Bu yılın 27 mart günü yayınladığı bir başka yazısında Doğan yaşanılan sayısız zulüm ve acılarıyla bilinen “T.C.” realitesinde aşağıda ifade ettiği görüşlerini bildirmekten de geri durmamış, hepimizce bilinen ama her nedense hemen hiç yükseltilmeyen gerçekleri olabildiğince çıplak resmetmişti.

“Türkiye’de Cumhuriyet bir dizi büyük tarihi olay üzerine kuruldu. Kürt kimliğinin ortadan kaldırılmaya çalışılması, Kürtlere dönük asimilasyon politikası bunlardan bir tanesi.

Bir de bir dizi azınlığın varlığının silinmesi icraatı var. 1915’de Ermeni soykırımı bu toprakların en eski halklarından birisinin adeta yok edilmesini getirdi.

1915-24 arasında bu toprakların bir başka en eski halkı ve nüfusun Ermenilerle birlikte çok önemli bir kısmını oluşturan Rumlar bir yandan kırıldılar, diğer yandan da ülkeden kovuldular…

Bu süreç yakın zamana kadar sürdü. Ermeniler ve Rumlarla birlikte Müslüman olmayan birçok halk da aynı akıbete uğradı. Cumhuriyet Türkiyesi’nin yeni egemen sınıfları Ermeni ve Rum zenginliklerine el konması ile oluştu.

Yani Türk egemen sınıfı ve Kürt toprak ağaları katliamların, sürgünlerin üzerinde şekillendiler.

İki yıl sonra 1915 Ermeni soykırımının yüzüncü yıldönümü. Dünyanın birçok ülkesi bu soykırımı kabul etmiş durumda. Sadece Türkiye soykırımı reddetmekte ve binbir dereden su getirmekte.

Kürt sorununda önemli adımların atıldığı bugünlerde Ermeni Soykırımı’nın tanınması için de adımlar atmak gerekir. 24 Nisan 2013 böyle bir kampanyanın başlangıcı olacak. Türkiye halkları Ermeni kardeşlerinden özür dileyecek, soykırımı tanıyacak ve başı daha dik olarak, dünya halklarının arasına katılacak…

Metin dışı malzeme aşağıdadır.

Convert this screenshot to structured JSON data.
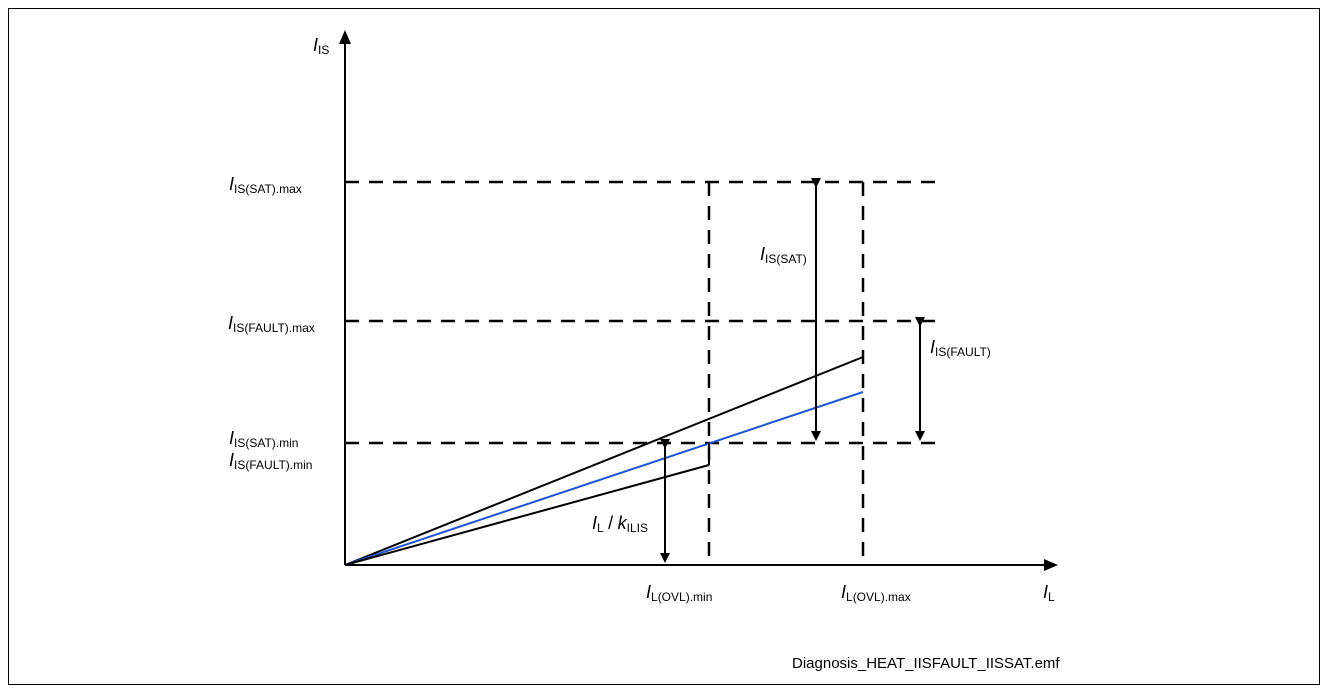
{
  "axes": {
    "y_label": {
      "symbol": "I",
      "sub": "IS"
    },
    "x_label": {
      "symbol": "I",
      "sub": "L"
    }
  },
  "levels": {
    "sat_max": {
      "symbol": "I",
      "sub": "IS(SAT).max"
    },
    "fault_max": {
      "symbol": "I",
      "sub": "IS(FAULT).max"
    },
    "sat_min": {
      "symbol": "I",
      "sub": "IS(SAT).min"
    },
    "fault_min": {
      "symbol": "I",
      "sub": "IS(FAULT).min"
    }
  },
  "ranges": {
    "sat": {
      "symbol": "I",
      "sub": "IS(SAT)"
    },
    "fault": {
      "symbol": "I",
      "sub": "IS(FAULT)"
    }
  },
  "ratio": {
    "numerator": "I",
    "num_sub": "L",
    "slash": "/",
    "k": "k",
    "k_sub": "ILIS"
  },
  "x_ticks": {
    "ovl_min": {
      "symbol": "I",
      "sub": "L(OVL).min"
    },
    "ovl_max": {
      "symbol": "I",
      "sub": "L(OVL).max"
    }
  },
  "colors": {
    "nominal_line": "#2255cc",
    "lines": "#000000"
  },
  "caption": "Diagnosis_HEAT_IISFAULT_IISSAT.emf"
}
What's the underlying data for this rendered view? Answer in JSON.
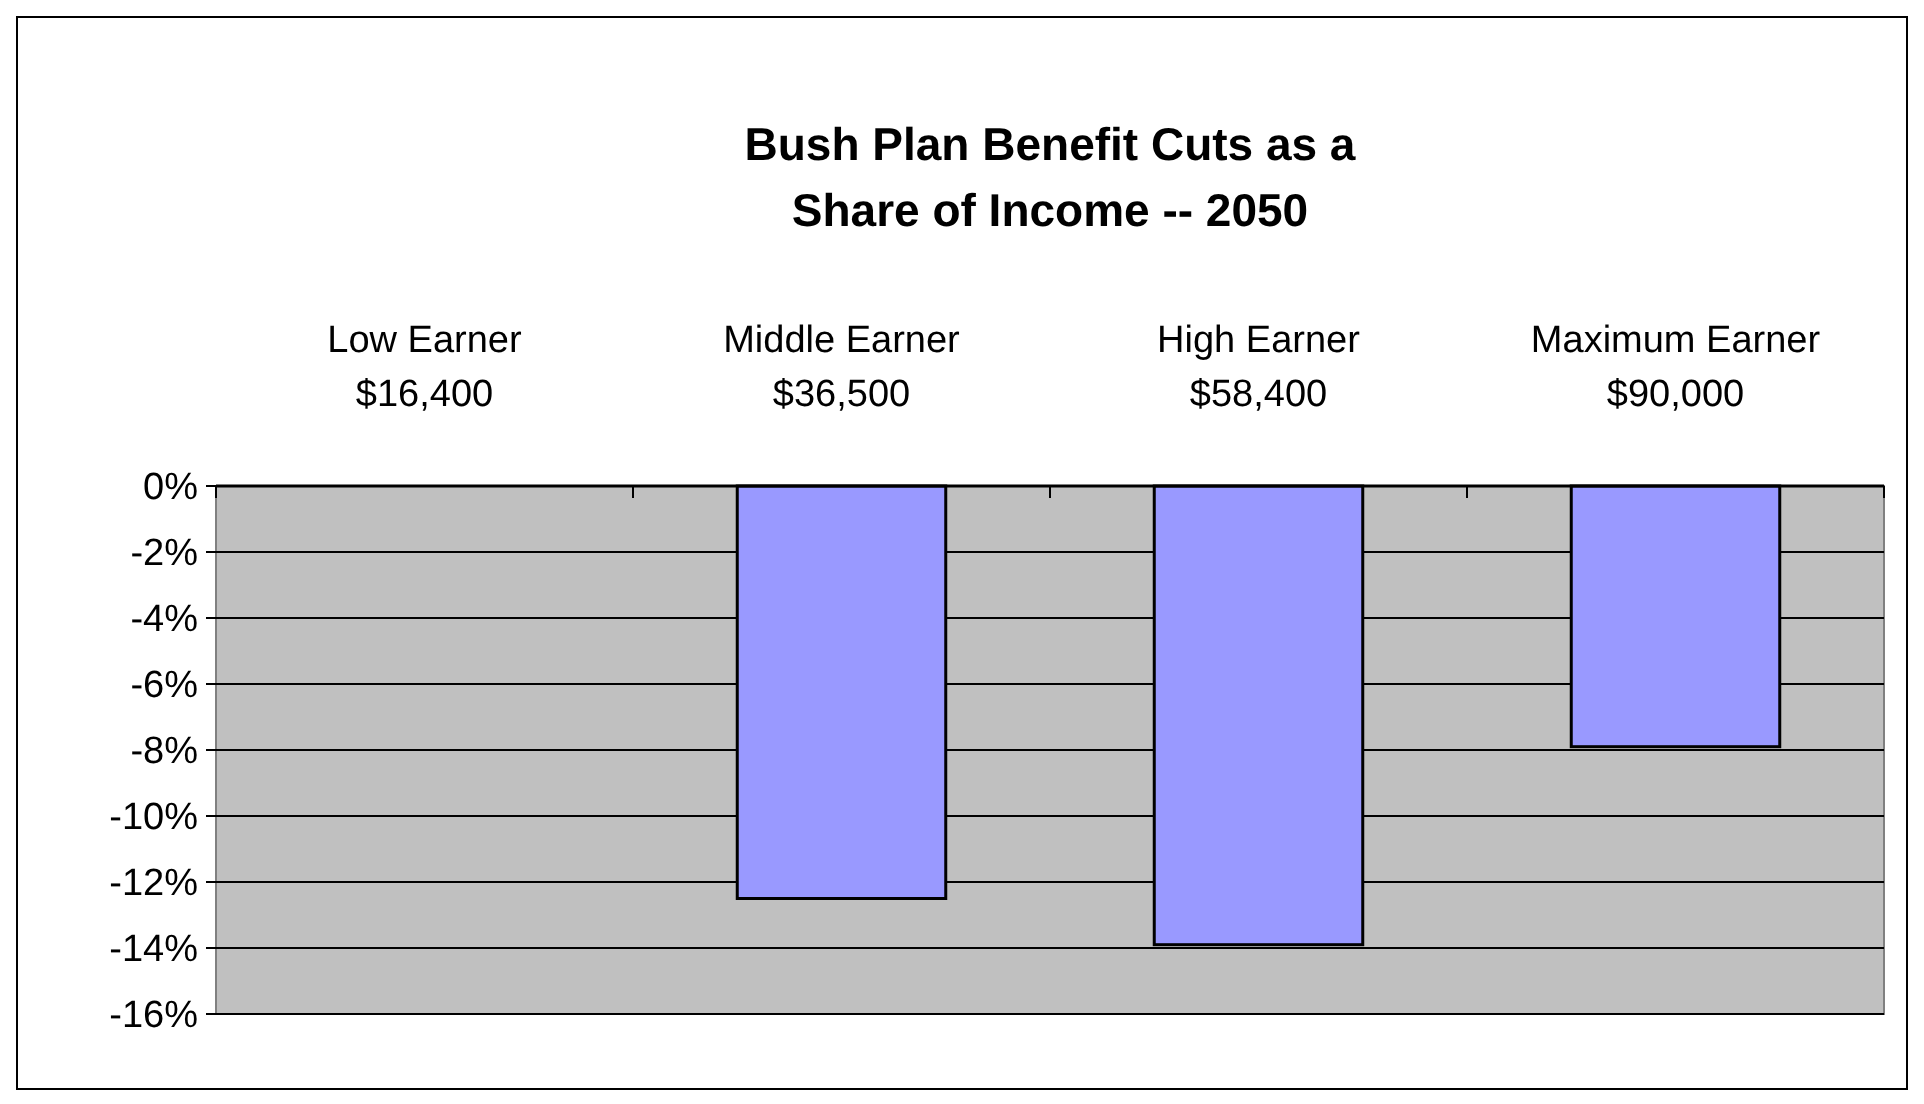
{
  "chart_data": {
    "type": "bar",
    "title": "Bush Plan Benefit Cuts as a\nShare of Income -- 2050",
    "categories": [
      "Low Earner\n$16,400",
      "Middle Earner\n$36,500",
      "High Earner\n$58,400",
      "Maximum Earner\n$90,000"
    ],
    "values": [
      0,
      -12.5,
      -13.9,
      -7.9
    ],
    "color": "#9999ff",
    "ylim": [
      -16,
      0
    ],
    "yticks": [
      {
        "value": 0,
        "label": "0%"
      },
      {
        "value": -2,
        "label": "-2%"
      },
      {
        "value": -4,
        "label": "-4%"
      },
      {
        "value": -6,
        "label": "-6%"
      },
      {
        "value": -8,
        "label": "-8%"
      },
      {
        "value": -10,
        "label": "-10%"
      },
      {
        "value": -12,
        "label": "-12%"
      },
      {
        "value": -14,
        "label": "-14%"
      },
      {
        "value": -16,
        "label": "-16%"
      }
    ],
    "grid": "y"
  }
}
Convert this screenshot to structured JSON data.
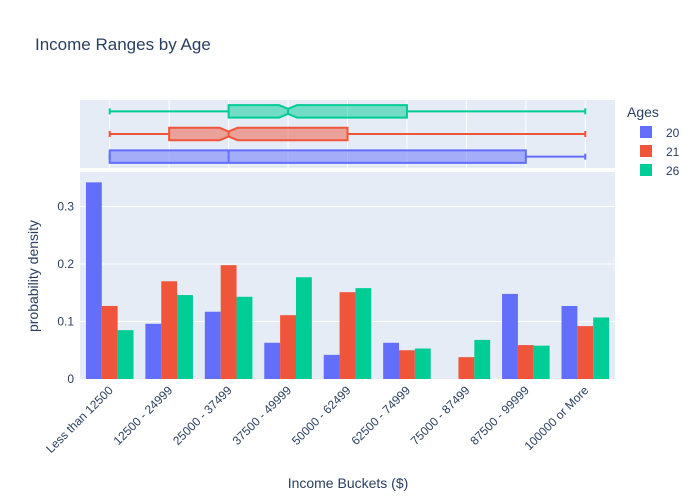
{
  "chart_data": {
    "type": "bar",
    "title": "Income Ranges by Age",
    "xlabel": "Income Buckets ($)",
    "ylabel": "probability density",
    "ylim": [
      0,
      0.36
    ],
    "yticks": [
      0,
      0.1,
      0.2,
      0.3
    ],
    "ytick_labels": [
      "0",
      "0.1",
      "0.2",
      "0.3"
    ],
    "grid": true,
    "legend": {
      "title": "Ages",
      "placement": "top-right"
    },
    "categories": [
      "Less than 12500",
      "12500 - 24999",
      "25000 - 37499",
      "37500 - 49999",
      "50000 - 62499",
      "62500 - 74999",
      "75000 - 87499",
      "87500 - 99999",
      "100000 or More"
    ],
    "series": [
      {
        "name": "20",
        "color": "#636efa",
        "values": [
          0.342,
          0.096,
          0.117,
          0.063,
          0.042,
          0.063,
          0.0,
          0.148,
          0.127
        ]
      },
      {
        "name": "21",
        "color": "#ef553b",
        "values": [
          0.127,
          0.17,
          0.198,
          0.111,
          0.151,
          0.05,
          0.038,
          0.059,
          0.092
        ]
      },
      {
        "name": "26",
        "color": "#00cc96",
        "values": [
          0.085,
          0.146,
          0.143,
          0.177,
          0.158,
          0.053,
          0.068,
          0.058,
          0.107
        ]
      }
    ],
    "marginal_box": {
      "type": "box",
      "notched": true,
      "axis": "category-index",
      "boxes": [
        {
          "name": "20",
          "min": 0,
          "q1": 0,
          "median": 2,
          "q3": 7,
          "max": 8,
          "notch_low": 2,
          "notch_high": 2
        },
        {
          "name": "21",
          "min": 0,
          "q1": 1,
          "median": 2,
          "q3": 4,
          "max": 8,
          "notch_low": 1.85,
          "notch_high": 2.15
        },
        {
          "name": "26",
          "min": 0,
          "q1": 2,
          "median": 3,
          "q3": 5,
          "max": 8,
          "notch_low": 2.85,
          "notch_high": 3.15
        }
      ]
    }
  }
}
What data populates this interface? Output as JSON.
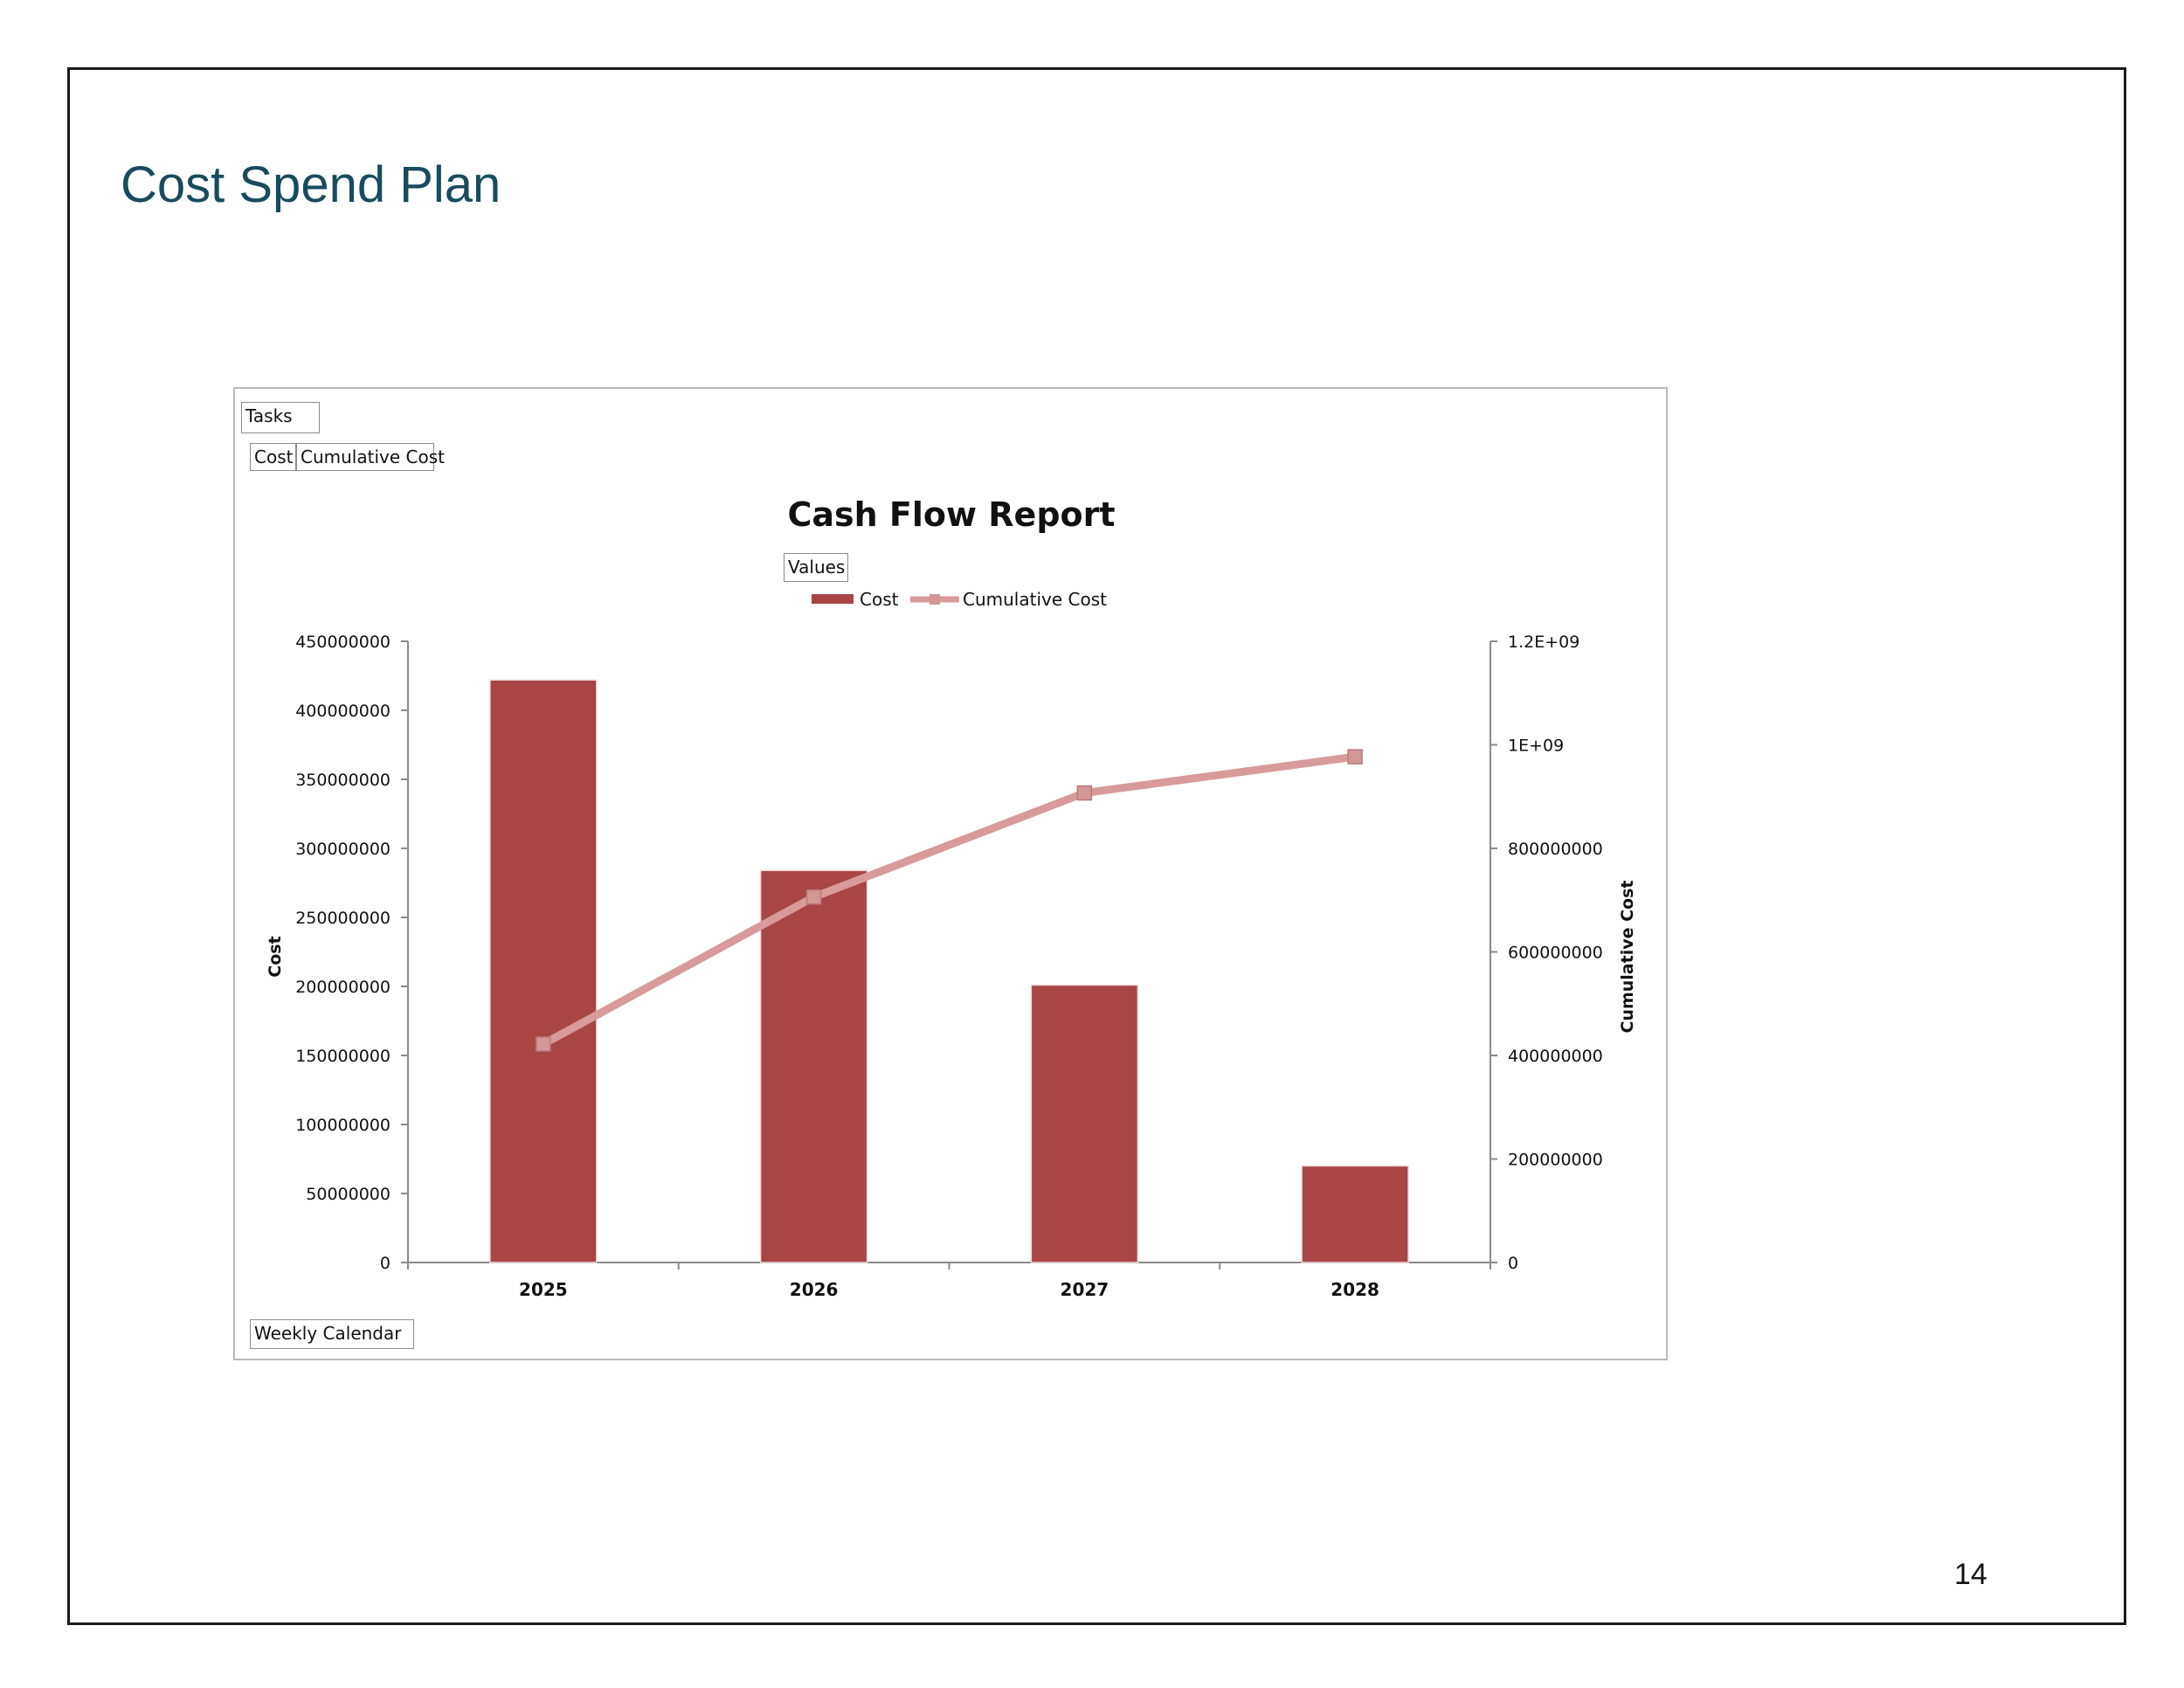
{
  "slide": {
    "title": "Cost Spend Plan",
    "page_number": "14"
  },
  "pivot": {
    "filter_label": "Tasks",
    "value_fields": [
      "Cost",
      "Cumulative Cost"
    ],
    "values_label": "Values",
    "row_field": "Weekly Calendar"
  },
  "colors": {
    "title": "#184b5e",
    "bar": "#a84646",
    "line": "#d89a9a",
    "marker": "#d49797"
  },
  "chart_data": {
    "type": "bar",
    "title": "Cash Flow Report",
    "categories": [
      "2025",
      "2026",
      "2027",
      "2028"
    ],
    "series": [
      {
        "name": "Cost",
        "type": "bar",
        "axis": "left",
        "values": [
          422000000,
          284000000,
          201000000,
          70000000
        ]
      },
      {
        "name": "Cumulative Cost",
        "type": "line",
        "axis": "right",
        "values": [
          422000000,
          706000000,
          907000000,
          977000000
        ]
      }
    ],
    "ylabel": "Cost",
    "y2label": "Cumulative Cost",
    "ylim": [
      0,
      450000000
    ],
    "y2lim": [
      0,
      1200000000
    ],
    "yticks": [
      "0",
      "50000000",
      "100000000",
      "150000000",
      "200000000",
      "250000000",
      "300000000",
      "350000000",
      "400000000",
      "450000000"
    ],
    "y2ticks": [
      "0",
      "200000000",
      "400000000",
      "600000000",
      "800000000",
      "1E+09",
      "1.2E+09"
    ],
    "legend_position": "top",
    "grid": false
  }
}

Soykırımı tanımak, yalan üzerine kurulu bir tarihle yüzleşmek küçültmez, aksine büyütür, bu ülkede yaşayan insanların başlarının daha dik olmasını sağlar, demokratikleşmeye, özgürlüklerin gelişmesine katkıda bulunur, Kürt sorununda çözümü kolaylaştırır.

Bütün bunları Sevag’ın bir 24 Nisan günü, bir Paskalya bayramı günü asker kışlasında öldürülmesi ile ilgili yargılamanın sonucu üzerine yazıyorum. Sevag, ırkçı bir cinayete kurban gitti ve katili 3 yıl sonra serbest olacak!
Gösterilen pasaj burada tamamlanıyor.